Il saisit le bras gauche de Reykjavík et la releva d'un geste brusque avant de la tirer vers la sortie.
« Dis-toi que t'as de la chance, tu vas pouvoir te dégourdir les jambes. »
Lorsqu'ils eurent quitté la bibliothèque, Matías sortit un couteau pour libérer Reykjavík de ses liens, et il lui montra un sac noir posé sur un banc.
« Voilà tes armes. Dépêche-toi de t'équiper, des militaires vont bientôt arriver. », fit-il à voix basse pour que les otages de l'autre côté de la porte ne risquent pas de l'entendre.

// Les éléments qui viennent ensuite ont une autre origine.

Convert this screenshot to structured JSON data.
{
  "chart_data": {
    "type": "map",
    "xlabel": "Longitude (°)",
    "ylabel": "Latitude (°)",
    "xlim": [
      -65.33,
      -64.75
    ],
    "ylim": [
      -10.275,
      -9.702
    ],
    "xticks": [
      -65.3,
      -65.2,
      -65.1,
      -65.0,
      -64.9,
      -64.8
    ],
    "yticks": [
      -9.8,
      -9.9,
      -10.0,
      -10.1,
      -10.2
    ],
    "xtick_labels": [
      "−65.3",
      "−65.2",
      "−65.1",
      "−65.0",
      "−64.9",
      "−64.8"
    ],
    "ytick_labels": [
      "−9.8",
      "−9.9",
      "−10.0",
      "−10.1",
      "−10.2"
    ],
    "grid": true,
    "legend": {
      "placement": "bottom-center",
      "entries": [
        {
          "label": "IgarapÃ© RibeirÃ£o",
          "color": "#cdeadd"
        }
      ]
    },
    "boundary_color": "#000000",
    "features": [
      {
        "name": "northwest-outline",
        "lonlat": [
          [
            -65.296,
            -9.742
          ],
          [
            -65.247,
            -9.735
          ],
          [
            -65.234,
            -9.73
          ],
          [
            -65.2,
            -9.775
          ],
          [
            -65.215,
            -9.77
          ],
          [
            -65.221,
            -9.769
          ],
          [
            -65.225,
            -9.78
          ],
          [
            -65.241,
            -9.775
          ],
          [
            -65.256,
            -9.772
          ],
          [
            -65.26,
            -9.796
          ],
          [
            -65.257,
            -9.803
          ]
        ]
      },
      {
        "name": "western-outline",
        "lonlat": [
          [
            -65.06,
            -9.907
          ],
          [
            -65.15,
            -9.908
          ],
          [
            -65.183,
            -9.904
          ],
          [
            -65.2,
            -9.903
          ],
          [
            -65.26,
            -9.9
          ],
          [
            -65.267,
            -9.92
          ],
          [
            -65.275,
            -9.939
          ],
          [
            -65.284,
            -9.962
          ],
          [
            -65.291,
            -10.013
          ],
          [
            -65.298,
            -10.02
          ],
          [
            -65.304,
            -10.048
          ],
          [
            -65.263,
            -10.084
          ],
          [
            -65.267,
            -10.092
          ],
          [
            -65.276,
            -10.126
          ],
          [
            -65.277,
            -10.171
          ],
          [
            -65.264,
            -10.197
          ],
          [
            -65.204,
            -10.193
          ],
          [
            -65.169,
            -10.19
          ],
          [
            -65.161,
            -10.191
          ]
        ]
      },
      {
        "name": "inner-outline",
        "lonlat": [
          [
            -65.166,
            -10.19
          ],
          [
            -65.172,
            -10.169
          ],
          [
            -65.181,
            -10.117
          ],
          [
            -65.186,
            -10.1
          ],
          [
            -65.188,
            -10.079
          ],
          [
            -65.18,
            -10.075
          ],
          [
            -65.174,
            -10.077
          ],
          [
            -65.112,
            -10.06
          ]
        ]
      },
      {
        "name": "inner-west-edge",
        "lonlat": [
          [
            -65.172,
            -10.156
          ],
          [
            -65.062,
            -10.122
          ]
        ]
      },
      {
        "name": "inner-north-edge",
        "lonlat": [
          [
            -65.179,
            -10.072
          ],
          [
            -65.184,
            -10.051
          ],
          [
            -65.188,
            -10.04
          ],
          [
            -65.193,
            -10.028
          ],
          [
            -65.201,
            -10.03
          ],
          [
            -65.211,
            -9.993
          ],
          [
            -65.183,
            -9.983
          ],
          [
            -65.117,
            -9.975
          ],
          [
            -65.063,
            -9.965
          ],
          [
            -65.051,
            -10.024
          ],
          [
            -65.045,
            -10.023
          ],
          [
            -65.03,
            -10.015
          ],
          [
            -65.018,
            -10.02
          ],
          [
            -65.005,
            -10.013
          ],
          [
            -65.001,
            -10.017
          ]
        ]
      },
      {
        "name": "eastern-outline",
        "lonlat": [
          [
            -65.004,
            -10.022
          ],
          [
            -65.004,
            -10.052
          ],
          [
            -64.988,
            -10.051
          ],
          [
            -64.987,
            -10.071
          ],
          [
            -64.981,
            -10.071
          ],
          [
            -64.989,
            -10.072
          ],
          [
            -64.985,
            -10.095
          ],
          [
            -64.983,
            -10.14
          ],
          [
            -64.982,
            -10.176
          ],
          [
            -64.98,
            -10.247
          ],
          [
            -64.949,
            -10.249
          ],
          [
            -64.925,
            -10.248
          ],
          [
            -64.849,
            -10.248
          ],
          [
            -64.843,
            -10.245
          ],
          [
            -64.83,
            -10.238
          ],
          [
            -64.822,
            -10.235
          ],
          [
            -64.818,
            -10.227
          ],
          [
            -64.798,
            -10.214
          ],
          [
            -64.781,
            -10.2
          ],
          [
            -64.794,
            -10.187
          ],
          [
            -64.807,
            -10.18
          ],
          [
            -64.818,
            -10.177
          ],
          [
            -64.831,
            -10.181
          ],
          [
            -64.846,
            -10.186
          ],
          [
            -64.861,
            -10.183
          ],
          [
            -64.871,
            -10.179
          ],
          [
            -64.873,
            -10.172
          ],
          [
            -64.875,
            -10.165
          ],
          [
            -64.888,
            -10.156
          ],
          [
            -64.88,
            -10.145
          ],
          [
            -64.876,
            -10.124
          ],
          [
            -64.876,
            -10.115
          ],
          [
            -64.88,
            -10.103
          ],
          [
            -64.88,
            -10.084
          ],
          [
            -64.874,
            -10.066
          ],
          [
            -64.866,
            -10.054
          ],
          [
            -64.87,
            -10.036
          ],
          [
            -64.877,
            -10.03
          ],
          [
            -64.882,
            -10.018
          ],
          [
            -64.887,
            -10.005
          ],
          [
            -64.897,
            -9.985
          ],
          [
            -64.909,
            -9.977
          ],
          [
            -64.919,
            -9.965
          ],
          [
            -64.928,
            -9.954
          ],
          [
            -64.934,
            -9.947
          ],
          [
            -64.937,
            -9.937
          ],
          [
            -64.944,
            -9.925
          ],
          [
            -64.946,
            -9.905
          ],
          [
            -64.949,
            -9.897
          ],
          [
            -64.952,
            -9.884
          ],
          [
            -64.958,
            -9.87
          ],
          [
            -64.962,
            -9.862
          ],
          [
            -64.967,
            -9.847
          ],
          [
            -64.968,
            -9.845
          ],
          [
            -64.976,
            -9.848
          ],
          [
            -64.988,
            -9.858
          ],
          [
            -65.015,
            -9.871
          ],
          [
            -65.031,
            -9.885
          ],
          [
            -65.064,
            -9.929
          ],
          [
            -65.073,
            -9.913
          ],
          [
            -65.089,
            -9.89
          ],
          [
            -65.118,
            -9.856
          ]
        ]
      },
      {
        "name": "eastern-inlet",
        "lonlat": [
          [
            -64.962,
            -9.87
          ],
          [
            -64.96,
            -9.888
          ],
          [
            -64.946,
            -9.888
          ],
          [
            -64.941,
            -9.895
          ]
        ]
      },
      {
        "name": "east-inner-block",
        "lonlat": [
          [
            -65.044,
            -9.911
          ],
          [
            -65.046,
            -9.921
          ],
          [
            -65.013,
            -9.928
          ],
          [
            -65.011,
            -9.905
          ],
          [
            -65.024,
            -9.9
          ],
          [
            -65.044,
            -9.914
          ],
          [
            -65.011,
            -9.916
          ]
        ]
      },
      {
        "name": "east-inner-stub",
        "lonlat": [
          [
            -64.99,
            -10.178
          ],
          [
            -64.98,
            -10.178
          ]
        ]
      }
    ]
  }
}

Reykjavík prit une inspiration en hochant la tête, se préparant mentalement à l'idée d'enfin commencer vraiment ce pourquoi elle avait tant répété au monastère. Matías lui tendit de quoi communiquer avec le reste des braqueurs, et il repartit dans la bibliothèque surveiller les otages. Rapidement, Reykjavík mit en route l'oreillette et ouvrit le sac pour en extraire les armes dont elle allait avoir besoin.
« Ici Reykjavík, je suis bientôt opérationnelle.
— Parfait, répondit la voix de Palerme. Reykjavík, le professeur a eu un problème, mais on va s'en sortir.
— Un problème ? répéta Reykjavík en arrêtant soudain d'attacher le pistolet à sa jambe.
— Il faut faire avec, concentre-toi et applique le plan. »
La femme à la queue de cheval blonde reprit sa préparation, décidée à suivre ce conseil même si cela lui coûtait.
« On est tous en train de se mettre en position pour accueillir nos invités comme il se doit. Tokyo, Denver et Manille sont dans les conduits de ventilation, nous on est déjà prêts. Gandía a quitté la banque, mais ce gros enculé va revenir s'il en a l'occasion. Ne t'en fais pas, il n'y a aucune chance qu'il sache que tu es avec nous. Rejoins la zone de contact.
— Compris », répliqua Reykjavík en se mettant en route.